Fig. 10.

A schematic illustration of the intracellular processing of LNPs formulated the SAM vaccine and the subsequent innate and pathogen-specific immune responses. The in vitro transcribed SAM vaccine is formulated as a targeted vaccine delivery system (VDS), which is internalized by the antigen-presenting cells through receptor-mediated endocytosis (1). The targeted VDS is escaped from the endosomal compartment, and the initial endosomal RNA sensing by TLRs (mainly TLRs 3, 7, and 8) is activated (2). Upon SAMV endosomal escape, two main pathways of innate and adaptive immune responses can be activated (3). In the innate immune responses, steps 4' to 7' can occur. Both the SAM vaccine construct and the initial endosomal RNA sensing system activate the secondary RNA sensing system which is induced by cytosolic pathogen recognition receptors and then results in the production of type I interferons (INFα/β) (4', 5'). INFs are secreted (6'). The regulatory impacts of INFs are imposed on T-cell activity pathways (7'). In the Adaptive immune responses,steps 4-9 can occur.
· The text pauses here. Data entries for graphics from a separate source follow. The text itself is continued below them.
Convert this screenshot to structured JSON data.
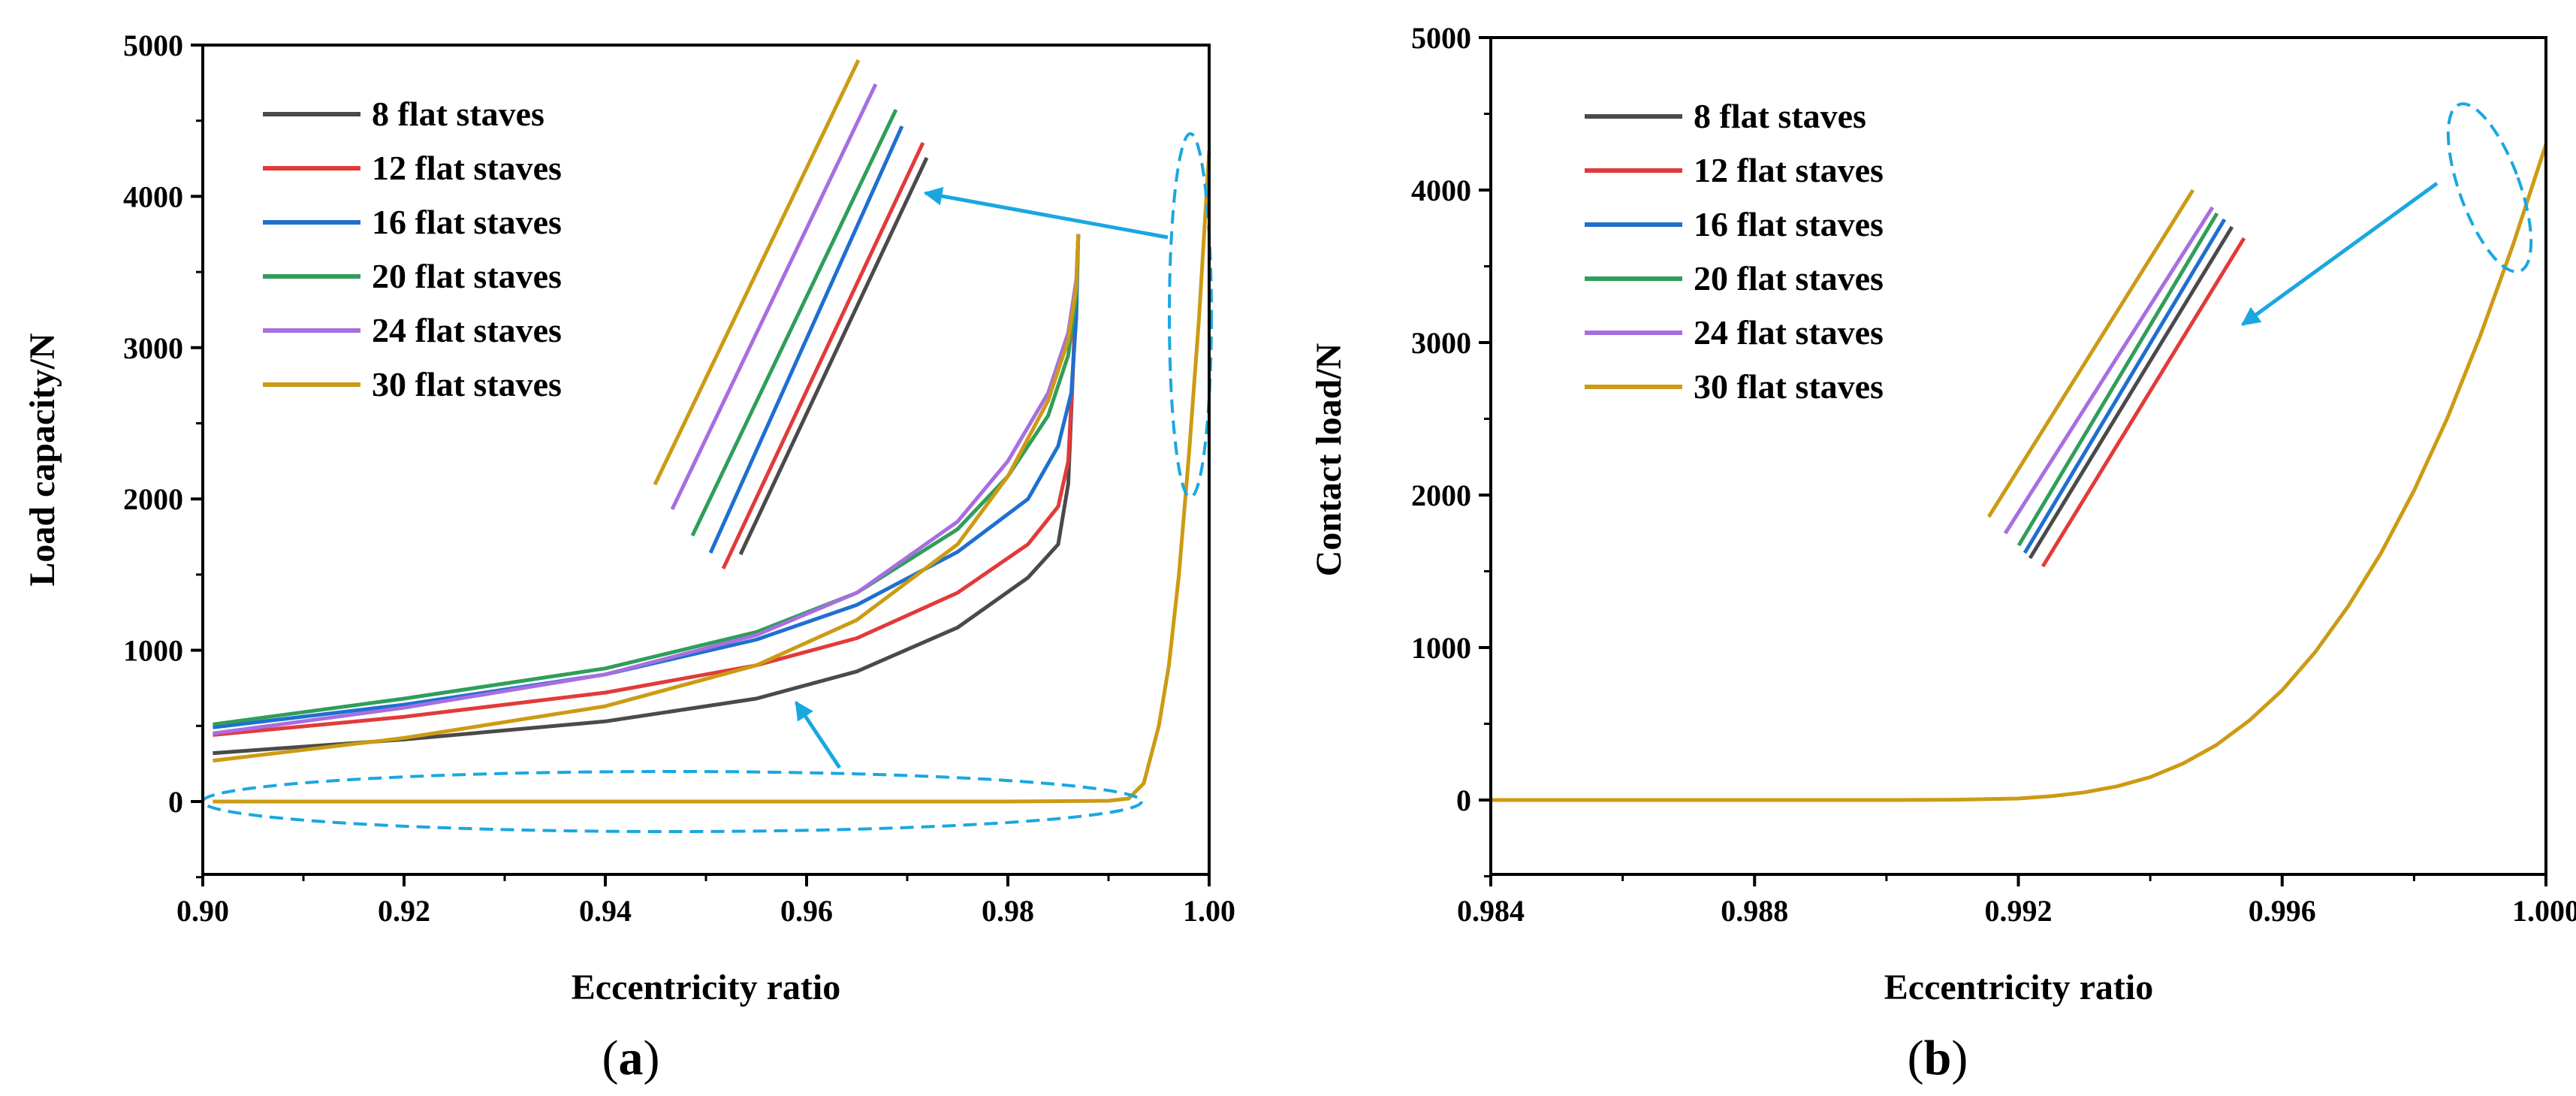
{
  "colors": {
    "8 flat staves": "#4a4a4a",
    "12 flat staves": "#e23a3a",
    "16 flat staves": "#1f6fd0",
    "20 flat staves": "#2f9e5a",
    "24 flat staves": "#a86ee0",
    "30 flat staves": "#cc9b14",
    "annotation": "#1aa7e0"
  },
  "chart_data": [
    {
      "type": "line",
      "panel_label": "a",
      "title": "",
      "xlabel": "Eccentricity ratio",
      "ylabel": "Load capacity/N",
      "xlim": [
        0.9,
        1.0
      ],
      "ylim": [
        -500,
        5000
      ],
      "xticks": [
        0.9,
        0.92,
        0.94,
        0.96,
        0.98,
        1.0
      ],
      "xtick_labels": [
        "0.90",
        "0.92",
        "0.94",
        "0.96",
        "0.98",
        "1.00"
      ],
      "yticks": [
        0,
        1000,
        2000,
        3000,
        4000,
        5000
      ],
      "ytick_labels": [
        "0",
        "1000",
        "2000",
        "3000",
        "4000",
        "5000"
      ],
      "legend": [
        "8 flat staves",
        "12 flat staves",
        "16 flat staves",
        "20 flat staves",
        "24 flat staves",
        "30 flat staves"
      ],
      "legend_position": "top-left",
      "series": [
        {
          "name": "8 flat staves",
          "x": [
            0.901,
            0.92,
            0.94,
            0.955,
            0.965,
            0.975,
            0.982,
            0.985,
            0.986,
            0.9865,
            0.987
          ],
          "y": [
            320,
            410,
            530,
            680,
            860,
            1150,
            1480,
            1700,
            2100,
            2900,
            3750
          ]
        },
        {
          "name": "12 flat staves",
          "x": [
            0.901,
            0.92,
            0.94,
            0.955,
            0.965,
            0.975,
            0.982,
            0.985,
            0.986,
            0.9865,
            0.987
          ],
          "y": [
            440,
            560,
            720,
            900,
            1080,
            1380,
            1700,
            1950,
            2250,
            2900,
            3750
          ]
        },
        {
          "name": "16 flat staves",
          "x": [
            0.901,
            0.92,
            0.94,
            0.955,
            0.965,
            0.975,
            0.982,
            0.985,
            0.9863,
            0.9868,
            0.987
          ],
          "y": [
            490,
            640,
            840,
            1070,
            1300,
            1650,
            2000,
            2350,
            2700,
            3200,
            3750
          ]
        },
        {
          "name": "20 flat staves",
          "x": [
            0.901,
            0.92,
            0.94,
            0.955,
            0.965,
            0.975,
            0.98,
            0.984,
            0.986,
            0.9868,
            0.987
          ],
          "y": [
            510,
            680,
            880,
            1120,
            1380,
            1800,
            2150,
            2550,
            2950,
            3350,
            3750
          ]
        },
        {
          "name": "24 flat staves",
          "x": [
            0.901,
            0.92,
            0.94,
            0.955,
            0.965,
            0.975,
            0.98,
            0.984,
            0.986,
            0.9868,
            0.987
          ],
          "y": [
            450,
            620,
            840,
            1100,
            1380,
            1850,
            2250,
            2700,
            3100,
            3450,
            3750
          ]
        },
        {
          "name": "30 flat staves",
          "x": [
            0.901,
            0.92,
            0.94,
            0.955,
            0.965,
            0.975,
            0.98,
            0.984,
            0.986,
            0.9868,
            0.987
          ],
          "y": [
            270,
            420,
            630,
            900,
            1200,
            1700,
            2150,
            2650,
            3050,
            3400,
            3750
          ]
        },
        {
          "name": "contact load",
          "x": [
            0.901,
            0.95,
            0.98,
            0.99,
            0.992,
            0.9935,
            0.995,
            0.996,
            0.997,
            0.998,
            0.999,
            1.0
          ],
          "y": [
            0,
            0,
            0,
            5,
            20,
            120,
            500,
            900,
            1500,
            2300,
            3200,
            4300
          ]
        }
      ],
      "annotations": [
        "highlighted region near eccentricity 1.00 (magnified inset)",
        "highlighted low-load region along y = 0"
      ]
    },
    {
      "type": "line",
      "panel_label": "b",
      "title": "",
      "xlabel": "Eccentricity ratio",
      "ylabel": "Contact load/N",
      "xlim": [
        0.984,
        1.0
      ],
      "ylim": [
        -500,
        5000
      ],
      "xticks": [
        0.984,
        0.988,
        0.992,
        0.996,
        1.0
      ],
      "xtick_labels": [
        "0.984",
        "0.988",
        "0.992",
        "0.996",
        "1.000"
      ],
      "yticks": [
        0,
        1000,
        2000,
        3000,
        4000,
        5000
      ],
      "ytick_labels": [
        "0",
        "1000",
        "2000",
        "3000",
        "4000",
        "5000"
      ],
      "legend": [
        "8 flat staves",
        "12 flat staves",
        "16 flat staves",
        "20 flat staves",
        "24 flat staves",
        "30 flat staves"
      ],
      "legend_position": "top-left",
      "series": [
        {
          "name": "30 flat staves",
          "x": [
            0.984,
            0.988,
            0.99,
            0.991,
            0.992,
            0.9925,
            0.993,
            0.9935,
            0.994,
            0.9945,
            0.995,
            0.9955,
            0.996,
            0.9965,
            0.997,
            0.9975,
            0.998,
            0.9985,
            0.999,
            0.9995,
            1.0
          ],
          "y": [
            0,
            0,
            0,
            2,
            10,
            25,
            50,
            90,
            150,
            240,
            360,
            520,
            720,
            970,
            1270,
            1620,
            2030,
            2500,
            3040,
            3640,
            4300
          ]
        }
      ],
      "annotations": [
        "highlighted end region near eccentricity 1.000 (magnified inset)"
      ]
    }
  ]
}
The in vivo translation of SAMV construct, the formation of RNA-dependent RNA polymerase (RdRp) complex, and the beginning a self-replication machinery for enhancement of the protein yield occur (4). The newly produced recombinant proteins have three possible destinies (5). First, protein is released to the extracellular space and its TLR agonists (i.e. RS09, and FlgC) can activate both TLRs 4 and 5, respectively (6). Second, protein is degraded by proteasomes to the small peptide fragments (7). The peptide fragments are processed by the endoplasmic reticulum (8). The MHC class I-epitope complexes are presented on the cell surface (9). Third, the peptides enter the proteolytic endosomes (A) to form the MHC class II-epitope complexes (B) and to be presented on the cell surface (C). LNP: lipid-nanoparticle. SAMV: self-amplifying mRNA vaccine.